Although many floral traits are controlled by a single locus, many more are multi-locus traits. Some floral scent cues that influence pollinators may be affected by a relatively small number of genetic loci, detected by screening for QTLs. For example, some floral traits in Petunia species are controlled by several loci of relatively large effect. F2 plants from crosses between P. axillaris (which produces scent cues) with P. exserta (which has no scent) led to the identification of two QTLs, one on chromosome II and another on chromosome VII, that together explained 60% of the variation in the production of benzenoid volatiles between the two species . QTLs can, of course, correspond with large genetic intervals containing tens or even hundreds of genes, and so it is important to pinpoint the exact genes (and their number) to understand the ease with which an evolutionary transition between, for example, a scented and a scentless flower type can occur. To do that, the authors  developed introgression lines for high resolution mapping and localized one gene, ODORANT1, which encodes a MYB-type transcription factor that mapped to the QTL on chromosome VII. The breeding lines were then used to demonstrate that hawkmoths prefer scented plants, particularly when given choices between plants spaced over short distances . QTLs have also been associated with many other aspects of pollination syndromes in P. axillaris (pollinated by nocturnal hawkmoths) and P. integrifolia (pollinated by diurnal bees), including corolla length, nectar volume, style/stamen arrangement and fragrance .

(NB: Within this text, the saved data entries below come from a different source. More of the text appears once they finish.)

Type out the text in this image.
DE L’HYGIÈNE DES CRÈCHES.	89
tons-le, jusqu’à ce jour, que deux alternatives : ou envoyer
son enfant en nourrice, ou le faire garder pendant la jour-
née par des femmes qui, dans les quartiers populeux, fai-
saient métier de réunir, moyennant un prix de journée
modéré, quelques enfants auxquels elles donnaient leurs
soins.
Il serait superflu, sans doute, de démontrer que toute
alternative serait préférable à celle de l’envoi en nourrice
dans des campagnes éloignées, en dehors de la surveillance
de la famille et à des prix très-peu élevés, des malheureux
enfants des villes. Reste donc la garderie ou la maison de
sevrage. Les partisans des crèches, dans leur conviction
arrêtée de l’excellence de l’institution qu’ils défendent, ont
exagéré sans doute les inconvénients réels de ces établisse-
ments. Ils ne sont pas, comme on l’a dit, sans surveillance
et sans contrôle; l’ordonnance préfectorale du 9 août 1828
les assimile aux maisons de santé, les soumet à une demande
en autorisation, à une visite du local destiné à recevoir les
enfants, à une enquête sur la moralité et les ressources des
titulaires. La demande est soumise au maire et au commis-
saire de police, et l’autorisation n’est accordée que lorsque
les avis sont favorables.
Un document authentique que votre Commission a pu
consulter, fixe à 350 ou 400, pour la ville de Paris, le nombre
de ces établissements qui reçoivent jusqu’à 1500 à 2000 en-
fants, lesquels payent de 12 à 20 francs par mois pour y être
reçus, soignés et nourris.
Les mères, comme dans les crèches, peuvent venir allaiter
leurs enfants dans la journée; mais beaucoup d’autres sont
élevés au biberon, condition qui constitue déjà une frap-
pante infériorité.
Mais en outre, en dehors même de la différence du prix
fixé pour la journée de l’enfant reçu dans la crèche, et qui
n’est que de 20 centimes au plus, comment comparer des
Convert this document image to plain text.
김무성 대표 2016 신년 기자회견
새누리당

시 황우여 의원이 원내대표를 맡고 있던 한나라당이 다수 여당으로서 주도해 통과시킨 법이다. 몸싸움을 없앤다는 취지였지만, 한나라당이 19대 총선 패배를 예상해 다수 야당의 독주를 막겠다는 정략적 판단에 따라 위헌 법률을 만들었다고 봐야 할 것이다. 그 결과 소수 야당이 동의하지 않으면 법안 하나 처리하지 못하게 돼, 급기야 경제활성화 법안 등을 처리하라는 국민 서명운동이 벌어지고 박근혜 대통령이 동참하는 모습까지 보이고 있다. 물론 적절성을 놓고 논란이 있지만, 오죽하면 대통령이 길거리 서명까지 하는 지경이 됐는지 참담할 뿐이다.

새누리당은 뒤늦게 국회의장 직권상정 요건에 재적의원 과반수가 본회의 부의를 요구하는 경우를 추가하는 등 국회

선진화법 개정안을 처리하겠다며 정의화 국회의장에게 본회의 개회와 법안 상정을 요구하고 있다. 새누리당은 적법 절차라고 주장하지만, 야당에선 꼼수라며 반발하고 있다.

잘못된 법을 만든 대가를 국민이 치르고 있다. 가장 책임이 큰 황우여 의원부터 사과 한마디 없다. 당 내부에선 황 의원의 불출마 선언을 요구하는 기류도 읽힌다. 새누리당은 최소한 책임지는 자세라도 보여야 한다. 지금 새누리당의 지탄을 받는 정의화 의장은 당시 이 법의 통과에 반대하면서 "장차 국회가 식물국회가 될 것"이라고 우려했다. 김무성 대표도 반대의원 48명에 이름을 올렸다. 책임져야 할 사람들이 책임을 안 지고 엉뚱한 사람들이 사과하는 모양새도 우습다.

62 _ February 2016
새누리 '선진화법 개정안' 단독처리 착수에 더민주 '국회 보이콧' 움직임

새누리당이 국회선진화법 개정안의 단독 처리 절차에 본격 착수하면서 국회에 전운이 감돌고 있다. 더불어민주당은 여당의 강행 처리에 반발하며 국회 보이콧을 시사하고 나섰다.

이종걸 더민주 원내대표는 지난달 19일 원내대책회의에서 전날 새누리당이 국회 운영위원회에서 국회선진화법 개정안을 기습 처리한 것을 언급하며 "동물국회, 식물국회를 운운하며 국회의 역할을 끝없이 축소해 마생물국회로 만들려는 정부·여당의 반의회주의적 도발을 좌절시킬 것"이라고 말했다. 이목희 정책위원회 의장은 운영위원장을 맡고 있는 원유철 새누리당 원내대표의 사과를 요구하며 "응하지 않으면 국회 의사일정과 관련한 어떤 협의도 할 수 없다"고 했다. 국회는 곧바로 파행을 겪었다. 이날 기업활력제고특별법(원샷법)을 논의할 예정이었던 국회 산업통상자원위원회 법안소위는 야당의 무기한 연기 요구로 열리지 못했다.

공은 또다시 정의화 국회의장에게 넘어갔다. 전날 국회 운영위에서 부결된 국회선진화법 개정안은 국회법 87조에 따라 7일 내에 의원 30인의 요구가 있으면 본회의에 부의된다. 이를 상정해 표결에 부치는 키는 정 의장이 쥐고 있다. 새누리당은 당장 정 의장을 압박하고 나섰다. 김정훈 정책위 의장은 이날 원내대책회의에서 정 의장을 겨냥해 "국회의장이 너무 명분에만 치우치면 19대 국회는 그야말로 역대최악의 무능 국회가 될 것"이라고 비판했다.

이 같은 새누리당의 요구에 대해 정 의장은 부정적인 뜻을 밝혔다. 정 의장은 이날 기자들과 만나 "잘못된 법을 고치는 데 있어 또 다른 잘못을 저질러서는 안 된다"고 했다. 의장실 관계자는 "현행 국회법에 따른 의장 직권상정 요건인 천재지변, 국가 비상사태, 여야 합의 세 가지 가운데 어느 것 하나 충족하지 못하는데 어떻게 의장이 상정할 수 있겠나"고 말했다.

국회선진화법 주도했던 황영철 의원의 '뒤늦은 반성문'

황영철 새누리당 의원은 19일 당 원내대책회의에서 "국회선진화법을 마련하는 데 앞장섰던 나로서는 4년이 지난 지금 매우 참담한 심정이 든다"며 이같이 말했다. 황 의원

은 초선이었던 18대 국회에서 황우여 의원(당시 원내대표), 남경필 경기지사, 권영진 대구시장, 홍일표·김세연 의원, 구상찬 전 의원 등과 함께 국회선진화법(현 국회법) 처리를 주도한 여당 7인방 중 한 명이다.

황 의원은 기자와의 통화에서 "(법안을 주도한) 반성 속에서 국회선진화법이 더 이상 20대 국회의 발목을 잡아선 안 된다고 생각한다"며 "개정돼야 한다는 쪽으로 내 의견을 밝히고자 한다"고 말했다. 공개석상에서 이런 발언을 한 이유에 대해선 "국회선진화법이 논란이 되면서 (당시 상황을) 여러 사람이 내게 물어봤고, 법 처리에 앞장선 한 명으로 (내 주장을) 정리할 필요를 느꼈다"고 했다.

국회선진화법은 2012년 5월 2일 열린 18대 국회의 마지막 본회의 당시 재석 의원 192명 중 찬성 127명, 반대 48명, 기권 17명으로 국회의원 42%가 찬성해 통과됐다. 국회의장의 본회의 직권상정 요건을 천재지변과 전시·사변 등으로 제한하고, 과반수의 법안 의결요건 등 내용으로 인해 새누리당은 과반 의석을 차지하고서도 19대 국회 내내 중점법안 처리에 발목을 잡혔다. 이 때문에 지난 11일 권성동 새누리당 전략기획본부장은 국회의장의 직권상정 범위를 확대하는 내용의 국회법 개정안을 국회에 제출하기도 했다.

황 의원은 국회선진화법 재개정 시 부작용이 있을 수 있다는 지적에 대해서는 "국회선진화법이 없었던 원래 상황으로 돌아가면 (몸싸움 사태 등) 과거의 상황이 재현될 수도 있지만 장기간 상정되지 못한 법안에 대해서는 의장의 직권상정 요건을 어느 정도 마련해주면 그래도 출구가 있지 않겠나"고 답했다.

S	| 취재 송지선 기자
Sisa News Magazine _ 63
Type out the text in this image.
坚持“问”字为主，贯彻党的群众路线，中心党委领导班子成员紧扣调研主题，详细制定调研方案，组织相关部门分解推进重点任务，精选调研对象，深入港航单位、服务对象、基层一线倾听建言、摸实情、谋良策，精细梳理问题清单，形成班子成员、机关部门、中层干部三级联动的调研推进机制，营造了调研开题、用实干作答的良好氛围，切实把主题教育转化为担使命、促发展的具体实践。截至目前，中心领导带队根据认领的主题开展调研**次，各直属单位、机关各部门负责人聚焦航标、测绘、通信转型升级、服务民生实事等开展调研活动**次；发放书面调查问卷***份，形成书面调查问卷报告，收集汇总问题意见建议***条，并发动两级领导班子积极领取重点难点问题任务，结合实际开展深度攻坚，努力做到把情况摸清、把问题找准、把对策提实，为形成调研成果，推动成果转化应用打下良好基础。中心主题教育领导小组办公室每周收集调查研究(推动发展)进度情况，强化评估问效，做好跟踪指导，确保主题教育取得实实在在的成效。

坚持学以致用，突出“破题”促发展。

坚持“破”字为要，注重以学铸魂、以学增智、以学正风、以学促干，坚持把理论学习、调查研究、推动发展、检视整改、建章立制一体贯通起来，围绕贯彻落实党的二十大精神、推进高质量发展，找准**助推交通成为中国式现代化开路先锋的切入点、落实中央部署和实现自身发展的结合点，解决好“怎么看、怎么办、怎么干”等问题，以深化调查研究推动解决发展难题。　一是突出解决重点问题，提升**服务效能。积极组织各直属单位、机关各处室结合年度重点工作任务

Many traits show continuous phenotypic distributions and environmental interactions, with examples in the shape and size of petals, corolla tubes, stamens and pistils, as well as placement and arrangement of anthers and stamens, nectar volume, and the number of ovules and pollen grains . Frequently, traits are controlled not by a single or a few genes, but by multiple genes across the genome, each with small effects. To detect the causes and consequences of these effects, the genome of Petunia will be very useful because molecular markers (for example SNPs) can be mapped to the scaffold for GWAS studies. NGS approaches, analyzing many thousands of short sequences from across the genome or from the transcriptome, offer huge potential for GS, because they enable phenotype prediction by examining the combination of genetic markers that most strongly correlates with phenotype [28, 31]. The method requires finding associations between genome-wide markers and a trait of interest in a population of individuals with known phenotype and then applying the derived knowledge to predict phenotype in new individuals . The approach has already proved successful in enhancing milk production in cows, and lines have been adopted by the dairy industry worldwide , although the statistical approaches are currently limited to analyses of markers in populations of highly related individuals. For pollinator-floral evolution questions, the future will require analyses of more divergent populations, and for this the statistics will need to be extended.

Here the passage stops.